Whether a deal is good or bad is a determination that professionals should leave to the parties – no matter how unhinged their party may appear to be. Attorneys and CPAs should do their jobs – tell their clients what they need to know in order to make a sound business decision – and not mistake the clients’ emotional volatility for an unspoken plea to have their professionals “rescue” them from the deal.
In the early stages of a deal, we unfailingly deliver to our clients the “Three A.M. Speech,” which goes something like this: “Nick, some night, probably when we get near the closing and things are a little tense, at about three o’clock in the morning, you are going to sit up in bed, worrying about all of the negatives associated with this deal. You’re going to wonder why you’re doing this, are you getting enough for your business, will the buyers treat your employees and customers as good as you’ve treated them, what are you going to do if the deal goes through, what are you going to do if it doesn’t. You will be in a panic. It’s natural to feel like that, everybody goes through it, but good deals get done anyway.”
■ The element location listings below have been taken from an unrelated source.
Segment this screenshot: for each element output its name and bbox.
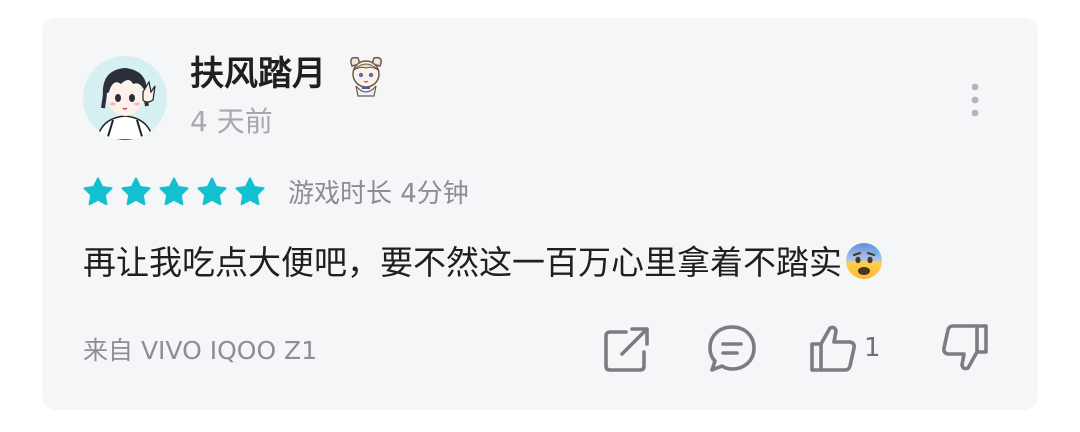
thumbs-up-icon	[810, 325, 856, 372]
star-icon	[83, 177, 113, 206]
star-icon	[159, 177, 189, 206]
star-icon	[197, 177, 227, 206]
anxious-face-with-sweat-emoji	[844, 241, 884, 281]
user-avatar[interactable]	[83, 56, 167, 140]
playtime-label: 游戏时长 4分钟	[288, 179, 469, 209]
share-button[interactable]	[600, 322, 654, 374]
like-count: 1	[864, 333, 881, 363]
thumbs-down-icon	[942, 324, 988, 371]
star-icon	[235, 177, 265, 206]
share-icon	[604, 327, 649, 372]
review-text: 再让我吃点大便吧，要不然这一百万心里拿着不踏实	[83, 240, 884, 286]
star-rating	[82, 176, 266, 212]
comment-button[interactable]	[704, 322, 760, 374]
post-time: 4 天前	[190, 105, 273, 138]
username[interactable]: 扶风踏月	[190, 52, 326, 96]
star-icon	[121, 177, 151, 206]
comment-icon	[708, 325, 756, 372]
like-button[interactable]: 1	[808, 322, 888, 374]
device-source: 来自 VIVO IQOO Z1	[83, 336, 318, 365]
dislike-button[interactable]	[934, 322, 990, 374]
review-text-body: 再让我吃点大便吧，要不然这一百万心里拿着不踏实	[83, 243, 842, 282]
character-badge-icon	[344, 52, 388, 98]
more-vertical-icon[interactable]	[958, 78, 992, 122]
Despite our most encouraging attempts to relieve our clients’ anxieties in advance, on the morning of their Three A.M. awakening, they will call us or you to share their panic. How we respond is key.
If the call comes to you, before you reply to your client’s ravings, remember this virtually irrefutable law of business deals: No deal gets done unless the buyer thinks he’s paying too much and the seller thinks he’s giving it away.
Attorneys and CPAs, like business brokers, need to be emotional buffers. From offer through closing, the broker provides the greatest value to everyone involved as he or she manages the emotional ups and downs of the process. Attorneys and CPAs can make a huge contribution to that effort, if they will remember the strain that their clients are experiencing and understand that, regardless of the personalities of the parties and the nuances of the deal, emotional volatility goes with the territory. As I concluded long ago, when the parties are telling each other to go to hell at the same time, they’re finally starting to think alike.